An inch is an inch- right? In theory, yes. But in practice, we all know that a pair of pants measured “size 28” in one brand may very well be much larger than the other brand’s jeans labeled “size 30.” It can be hard to find clothes that fit well and flatter your figure- and even for someone like me who enjoys shopping, the process can get a little tiring sometimes.

Source: Me-Ality website

Source: Me-Ality website

Though the lack of standardization in clothing size may be annoying for consumers, it’s great inspiration for entrepreneurs. On a recent trip to southern California, my mom showed me a machine called Me-Ality. Me-Ality functions like one of those scanners at the airport:  you step in, put your arms to the side, and it collects data from points of reference across many parts of your body. The machine’s computer then spits out a list of brands and sizes that should fit you best, based on your specific body type. The machine I used was at a Bloomingdales and was configured to only share results about denim brands sold at that specific store, but Me-Ality’s website claims that their machines can also help with other types of clothing and a really large list of brands.

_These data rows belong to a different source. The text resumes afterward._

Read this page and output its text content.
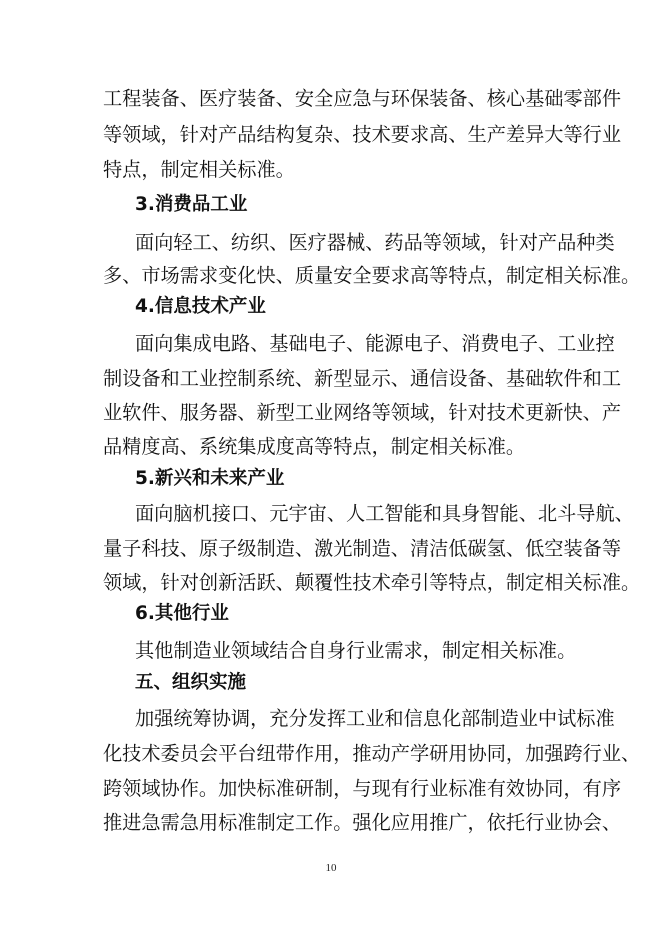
工程装备、医疗装备、安全应急与环保装备、核心基础零部件
等领域，针对产品结构复杂、技术要求高、生产差异大等行业
特点，制定相关标准。
3.消费品工业
面向轻工、纺织、医疗器械、药品等领域，针对产品种类
多、市场需求变化快、质量安全要求高等特点，制定相关标准。
4.信息技术产业
面向集成电路、基础电子、能源电子、消费电子、工业控
制设备和工业控制系统、新型显示、通信设备、基础软件和工
业软件、服务器、新型工业网络等领域，针对技术更新快、产
品精度高、系统集成度高等特点，制定相关标准。
5.新兴和未来产业
面向脑机接口、元宇宙、人工智能和具身智能、北斗导航、
量子科技、原子级制造、激光制造、清洁低碳氢、低空装备等
领域，针对创新活跃、颠覆性技术牵引等特点，制定相关标准。
6.其他行业
其他制造业领域结合自身行业需求，制定相关标准。
五、组织实施
加强统筹协调，充分发挥工业和信息化部制造业中试标准
化技术委员会平台纽带作用，推动产学研用协同，加强跨行业、
跨领域协作。加快标准研制，与现有行业标准有效协同，有序
推进急需急用标准制定工作。强化应用推广，依托行业协会、
10
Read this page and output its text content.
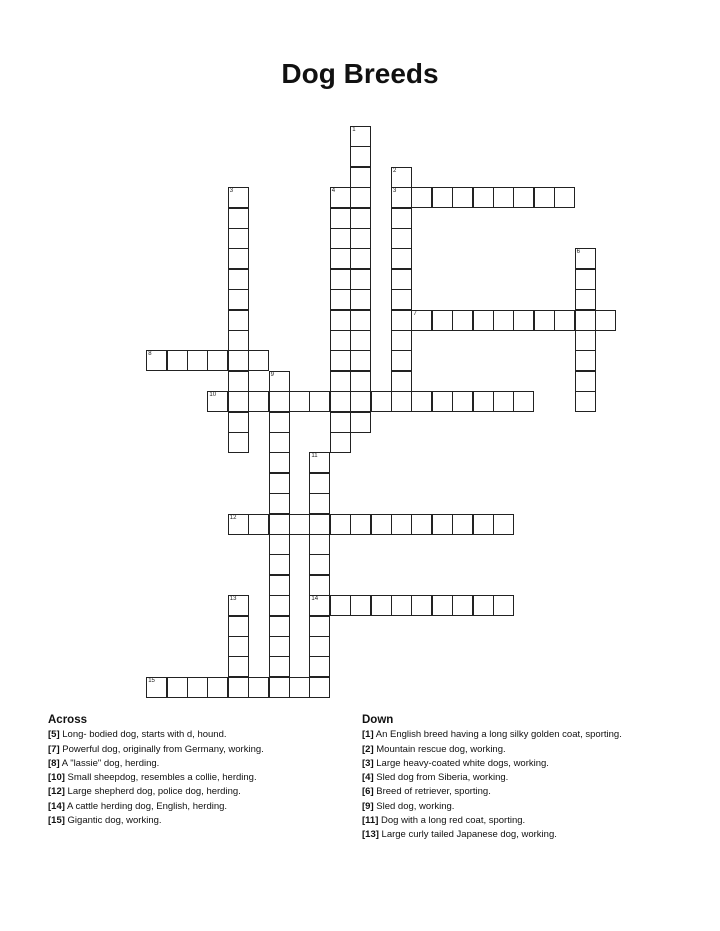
Dog Breeds
1
2
3
3	4
6
7
8
9
10
11
14
12
13
15
Across
[5] Long- bodied dog, starts with d, hound.
[7] Powerful dog, originally from Germany, working.
[8] A "lassie" dog, herding.
[10] Small sheepdog, resembles a collie, herding.
[12] Large shepherd dog, police dog, herding.
[14] A cattle herding dog, English, herding.
[15] Gigantic dog, working.
Down
[1] An English breed having a long silky golden coat, sporting.
[2] Mountain rescue dog, working.
[3] Large heavy-coated white dogs, working.
[4] Sled dog from Siberia, working.
[6] Breed of retriever, sporting.
[9] Sled dog, working.
[11] Dog with a long red coat, sporting.
[13] Large curly tailed Japanese dog, working.
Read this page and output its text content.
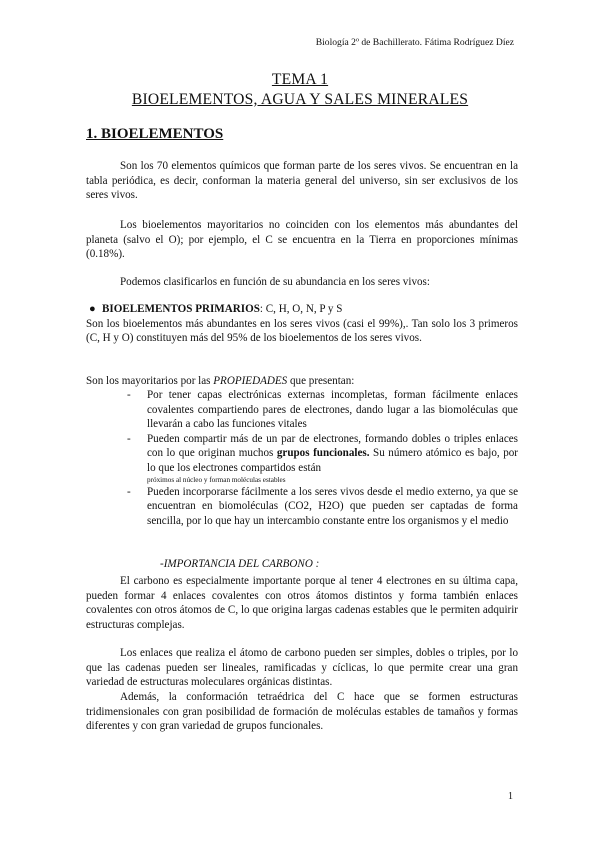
Biología 2º de Bachillerato. Fátima Rodríguez Díez
TEMA 1
BIOELEMENTOS, AGUA Y SALES MINERALES
1. BIOELEMENTOS
Son los 70 elementos químicos que forman parte de los seres vivos. Se encuentran en la tabla periódica, es decir, conforman la materia general del universo, sin ser exclusivos de los seres vivos.
Los bioelementos mayoritarios no coinciden con los elementos más abundantes del planeta (salvo el O); por ejemplo, el C se encuentra en la Tierra en proporciones mínimas (0.18%).
Podemos clasificarlos en función de su abundancia en los seres vivos:
● BIOELEMENTOS PRIMARIOS: C, H, O, N, P y S
Son los bioelementos más abundantes en los seres vivos (casi el 99%),. Tan solo los 3 primeros (C, H y O) constituyen más del 95% de los bioelementos de los seres vivos.
Son los mayoritarios por las PROPIEDADES que presentan:
- Por tener capas electrónicas externas incompletas, forman fácilmente enlaces covalentes compartiendo pares de electrones, dando lugar a las biomoléculas que llevarán a cabo las funciones vitales
- Pueden compartir más de un par de electrones, formando dobles o triples enlaces con lo que originan muchos grupos funcionales. Su número atómico es bajo, por lo que los electrones compartidos están
próximos al núcleo y forman moléculas estables
- Pueden incorporarse fácilmente a los seres vivos desde el medio externo, ya que se encuentran en biomoléculas (CO2, H2O) que pueden ser captadas de forma sencilla, por lo que hay un intercambio constante entre los organismos y el medio
-IMPORTANCIA DEL CARBONO :
El carbono es especialmente importante porque al tener 4 electrones en su última capa, pueden formar 4 enlaces covalentes con otros átomos distintos y forma también enlaces covalentes con otros átomos de C, lo que origina largas cadenas estables que le permiten adquirir estructuras complejas.
Los enlaces que realiza el átomo de carbono pueden ser simples, dobles o triples, por lo que las cadenas pueden ser lineales, ramificadas y cíclicas, lo que permite crear una gran variedad de estructuras moleculares orgánicas distintas.
Además, la conformación tetraédrica del C hace que se formen estructuras tridimensionales con gran posibilidad de formación de moléculas estables de tamaños y formas diferentes y con gran variedad de grupos funcionales.
1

Once I exited the machine, the Bloomingdales saleswoman asked which cuts of jeans I prefer (skinny, bootcut, etc.) and then took me through a list of about 15 styles that the Me-Ality machine had tagged as best for my body. The list was very specific: it included brand, fit and leg style.  I didn’t actually get to go try the jeans on that day due to time constraints, but I’ll definitely head to a different Bloomingdales another day to see just how fitting the suggestions were (pun intended).

The results would obviously be quite different at a different store, depending on that store’s particular range of merchandise. Since my machine was at a Bloomingdales, my results were all at a higher price point. But it looks like machines are sometimes installed in a mall’s common areas, which would probably mean a greater range of clothing pieces and brands. I don’t think I’d step into one of these machines every time I needed to shop- after all, so much of the fun of shopping comes browsing without any true purpose or plan. But when it comes to things like basic t’s or jeans, I definitely could see the merit of getting a little help from technology.